Blood Orange takes place in San Diego, CA and is the story of how a middle-class couple deals with the abduction of their young daughter, Bailey. Bailey was born with some mental deficiencies that are manifested through late development and learning disabilities. Dana is her stay-at-home mother. She is bored and resentful of the amount of care Bailey requires. She feels that motherhood is interfering with her academic life. She can’t seem to finish her thesis. David is a former professional football player who later became a defense attorney. He is working on the defense of a man who is accused of murdering a neighbor girl. When Bailey disappears, David devotes his waking hours to his work.
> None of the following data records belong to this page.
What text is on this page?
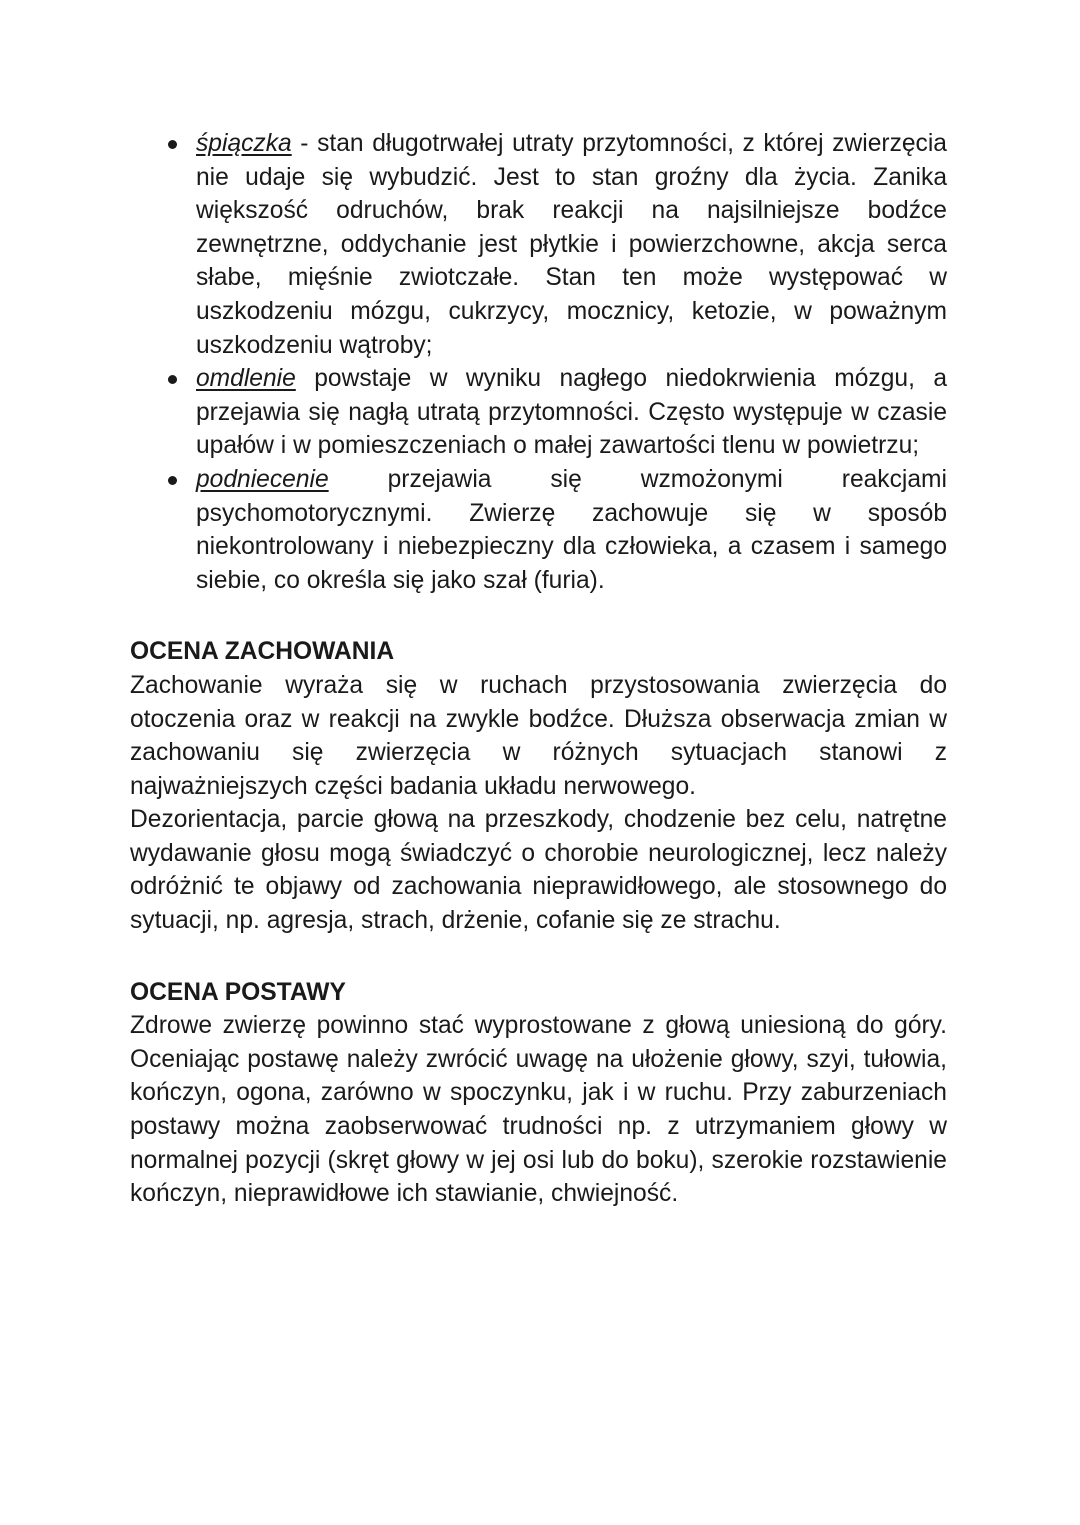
śpiączka - stan długotrwałej utraty przytomności, z której zwierzęcia nie udaje się wybudzić. Jest to stan groźny dla życia. Zanika większość odruchów, brak reakcji na najsilniejsze bodźce zewnętrzne, oddychanie jest płytkie i powierzchowne, akcja serca słabe, mięśnie zwiotczałe. Stan ten może występować w uszkodzeniu mózgu, cukrzycy, mocznicy, ketozie, w poważnym uszkodzeniu wątroby;
omdlenie powstaje w wyniku nagłego niedokrwienia mózgu, a przejawia się nagłą utratą przytomności. Często występuje w czasie upałów i w pomieszczeniach o małej zawartości tlenu w powietrzu;
podniecenie przejawia się wzmożonymi reakcjami psychomotorycznymi. Zwierzę zachowuje się w sposób niekontrolowany i niebezpieczny dla człowieka, a czasem i samego siebie, co określa się jako szał (furia).
OCENA ZACHOWANIA

Zachowanie wyraża się w ruchach przystosowania zwierzęcia do otoczenia oraz w reakcji na zwykle bodźce. Dłuższa obserwacja zmian w zachowaniu się zwierzęcia w różnych sytuacjach stanowi z najważniejszych części badania układu nerwowego.

Dezorientacja, parcie głową na przeszkody, chodzenie bez celu, natrętne wydawanie głosu mogą świadczyć o chorobie neurologicznej, lecz należy odróżnić te objawy od zachowania nieprawidłowego, ale stosownego do sytuacji, np. agresja, strach, drżenie, cofanie się ze strachu.

OCENA POSTAWY

Zdrowe zwierzę powinno stać wyprostowane z głową uniesioną do góry. Oceniając postawę należy zwrócić uwagę na ułożenie głowy, szyi, tułowia, kończyn, ogona, zarówno w spoczynku, jak i w ruchu. Przy zaburzeniach postawy można zaobserwować trudności np. z utrzymaniem głowy w normalnej pozycji (skręt głowy w jej osi lub do boku), szerokie rozstawienie kończyn, nieprawidłowe ich stawianie, chwiejność.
Dana spends every waking moment mourning her missing daughter. The couple is growing apart, but that fissure was already in place before the abduction. It grows even wider when Bailey appears on their doorstep out of no where.
This book has some interesting characters whose experiences, thoughts, and fears are similar to mine. Dana spends her life doing things of which she feels everyone else would approve. She is shocked when the assumptions she’s made about other people and how they feel about her and her family are completely off base. She doesn’t even know what she wants, making it hard to even please herself. There lives with a lot of resentment and guilt in her heart. Lexy, an Episcopalian priest, definitely has the same spiritual issues that I have. At one point in the book, she even mentions that she has trouble distinguishing God and her mother. I hear that, sister.
Although I can relate to some of the struggles faced by the main characters, I felt that there was a lot added simply for shock value. It jumped out at me because it either made a character a cliché or it went totally against the make up of the character. The two examples that I keep thinking about this morning deal with David and Marsha, the wife of the man he is defending.
David is supposed to be a super-supportive and sensitive husband and father. His belief, which could be shot down by anyone else who cared to look, that his wife had it “easy” because she only had to care for her child and work a few hours at a local bookstore was confusing. With all that was going on, he should have known better. On top of that, he never seemed to understand why their sex life was lacking. Hmm… Perhaps that is because what he really wanted was a bl@w j@b just before he fell asleep. It was difficult for me to buy him as a sympathetic character.
Marsha is one messed up woman. She’s extremely pregnant while her husband is awaiting trial. She’s a chain smoker and a heavy drinker. She’s clearly in a stressful and confusing situation, but her lack of concern for her unborn child (or much of anything else) is over the top. At one point, after telling Dana that she is carrying a daughter, she calls the baby a “poor c*nt.” Not everyone is maternal, but WTF? That goes way beyond stressed out and under the influence if you ask me. It makes you wonder if she has a soul.
I read this book in two days. I was interested in how the story ended. I just can’t tell you why. I didn’t care about any of the characters – not even Bailey – on an emotional level. It was an interesting study on how childhood affects adult lives; but I can’t say that I loved this book. I’m not even sure that I would be interested in reading another book by this author. Still, staying up until 2am this morning to finish it must say something.